The hab lurched, jumped in some sideways direction Brüks’s inner ears couldn’t parse; suddenly the ladder was slipping diagonally past, suddenly he was falling through the floor (the edge of the hatch bit his ribs in passing). A giant’s building blocks, stacked together, would have snapped his spine under Earth gravity; here they merely bent it and bounced him back into the air.

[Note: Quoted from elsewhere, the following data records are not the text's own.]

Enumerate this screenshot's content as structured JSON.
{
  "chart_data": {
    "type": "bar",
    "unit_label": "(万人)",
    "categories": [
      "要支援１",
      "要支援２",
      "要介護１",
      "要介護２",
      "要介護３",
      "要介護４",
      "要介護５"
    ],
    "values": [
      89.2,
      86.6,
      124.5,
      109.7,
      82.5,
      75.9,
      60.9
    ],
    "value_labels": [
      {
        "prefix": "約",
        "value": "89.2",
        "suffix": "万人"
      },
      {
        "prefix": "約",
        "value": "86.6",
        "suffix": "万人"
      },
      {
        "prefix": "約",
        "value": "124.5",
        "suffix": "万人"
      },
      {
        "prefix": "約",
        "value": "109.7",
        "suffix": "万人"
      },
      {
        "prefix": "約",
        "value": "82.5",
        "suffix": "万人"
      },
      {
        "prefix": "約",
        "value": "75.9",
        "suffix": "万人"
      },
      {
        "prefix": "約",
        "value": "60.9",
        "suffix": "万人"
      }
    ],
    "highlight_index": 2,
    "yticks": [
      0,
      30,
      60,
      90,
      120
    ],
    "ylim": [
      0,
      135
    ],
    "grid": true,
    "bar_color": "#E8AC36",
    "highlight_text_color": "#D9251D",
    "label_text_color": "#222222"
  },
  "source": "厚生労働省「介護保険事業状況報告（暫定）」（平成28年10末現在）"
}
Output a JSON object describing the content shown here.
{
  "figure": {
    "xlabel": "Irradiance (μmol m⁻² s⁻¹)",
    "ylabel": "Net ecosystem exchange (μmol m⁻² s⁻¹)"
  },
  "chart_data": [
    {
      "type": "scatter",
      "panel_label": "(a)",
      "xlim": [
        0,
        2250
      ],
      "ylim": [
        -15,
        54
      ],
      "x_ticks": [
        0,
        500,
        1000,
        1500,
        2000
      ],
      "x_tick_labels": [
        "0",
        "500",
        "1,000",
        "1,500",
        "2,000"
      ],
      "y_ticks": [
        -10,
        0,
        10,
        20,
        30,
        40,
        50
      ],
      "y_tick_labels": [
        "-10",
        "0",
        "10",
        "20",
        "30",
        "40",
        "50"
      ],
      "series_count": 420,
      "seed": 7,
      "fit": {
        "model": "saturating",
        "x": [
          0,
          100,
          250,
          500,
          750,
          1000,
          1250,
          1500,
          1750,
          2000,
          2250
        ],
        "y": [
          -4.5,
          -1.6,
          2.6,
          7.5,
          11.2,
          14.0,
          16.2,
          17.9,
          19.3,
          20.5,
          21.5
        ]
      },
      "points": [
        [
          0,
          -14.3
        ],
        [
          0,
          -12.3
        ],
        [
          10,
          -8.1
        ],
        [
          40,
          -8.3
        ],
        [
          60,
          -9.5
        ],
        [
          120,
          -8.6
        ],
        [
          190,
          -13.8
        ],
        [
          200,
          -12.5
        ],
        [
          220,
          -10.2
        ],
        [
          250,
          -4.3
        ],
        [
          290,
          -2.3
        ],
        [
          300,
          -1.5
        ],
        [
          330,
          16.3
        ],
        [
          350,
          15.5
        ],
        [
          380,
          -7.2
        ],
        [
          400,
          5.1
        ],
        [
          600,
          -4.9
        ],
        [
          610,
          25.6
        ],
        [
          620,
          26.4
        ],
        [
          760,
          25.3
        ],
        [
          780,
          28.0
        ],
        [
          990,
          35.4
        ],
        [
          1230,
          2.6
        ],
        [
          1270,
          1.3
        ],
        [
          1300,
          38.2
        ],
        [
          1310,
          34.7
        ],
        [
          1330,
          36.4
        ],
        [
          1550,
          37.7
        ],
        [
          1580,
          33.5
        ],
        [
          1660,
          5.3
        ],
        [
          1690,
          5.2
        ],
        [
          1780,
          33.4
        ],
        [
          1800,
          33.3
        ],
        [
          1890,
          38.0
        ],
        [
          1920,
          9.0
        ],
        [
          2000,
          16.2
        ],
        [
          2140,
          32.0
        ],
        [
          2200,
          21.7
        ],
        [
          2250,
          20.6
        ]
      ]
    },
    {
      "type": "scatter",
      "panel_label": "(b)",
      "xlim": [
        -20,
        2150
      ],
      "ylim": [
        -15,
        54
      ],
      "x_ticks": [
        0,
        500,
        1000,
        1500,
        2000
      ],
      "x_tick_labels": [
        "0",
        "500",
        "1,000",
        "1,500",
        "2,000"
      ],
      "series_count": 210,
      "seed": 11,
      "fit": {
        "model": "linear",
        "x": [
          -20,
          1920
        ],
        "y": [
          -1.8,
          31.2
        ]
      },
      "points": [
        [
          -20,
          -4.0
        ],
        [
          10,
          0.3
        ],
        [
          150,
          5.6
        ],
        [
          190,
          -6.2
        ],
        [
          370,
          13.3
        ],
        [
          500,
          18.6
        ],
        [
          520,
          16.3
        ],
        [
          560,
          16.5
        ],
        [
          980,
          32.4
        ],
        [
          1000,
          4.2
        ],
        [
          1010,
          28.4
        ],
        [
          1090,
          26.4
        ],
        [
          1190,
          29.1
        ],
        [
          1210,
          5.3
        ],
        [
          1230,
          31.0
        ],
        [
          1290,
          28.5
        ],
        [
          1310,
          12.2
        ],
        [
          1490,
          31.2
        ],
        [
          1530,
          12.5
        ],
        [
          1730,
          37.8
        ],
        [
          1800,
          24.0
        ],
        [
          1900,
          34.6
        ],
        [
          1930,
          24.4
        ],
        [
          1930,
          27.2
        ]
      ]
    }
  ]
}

Moore caught him on the rebound: “Well, that’s one way of making the trip...”
Brüks thrashed in his arms, pushed him away: “Get the fuck off me!”
“Calm down, sol—”
“I’m not your fucking soldier!” Brüks tried to stand in the crowded space; his wounded ankle twisted under him as though attached by rubber bands. “I’m a parasitologist, I was down in the goddamn desert minding my own business. I didn’t ask to get caught up in your gang war, I didn’t ask to get my ass shot into fucking orbit, and I sure as shit didn’t ask to get stored down in your basement like a box of Christmas ornaments!”
Moore waited until he’d run out of words. “Are you finished?”
Brüks fumed and glared. Moore took his silence for a yes. “I apologize for the inconvenience,” he said drily. “Once things have calmed down a bit, maybe we can check in with your wife. Tell her you’re working late.”
Brüks closed his eyes. “I haven’t checked in with my wife,” he said through gritted teeth, “in years.” My real wife, anyway.
“Really.” Moore refused to take the hint. “Why not?”
“She’s in Heaven.”
“Huh.” Moore grunted. Then, more softly: “So’s mine.”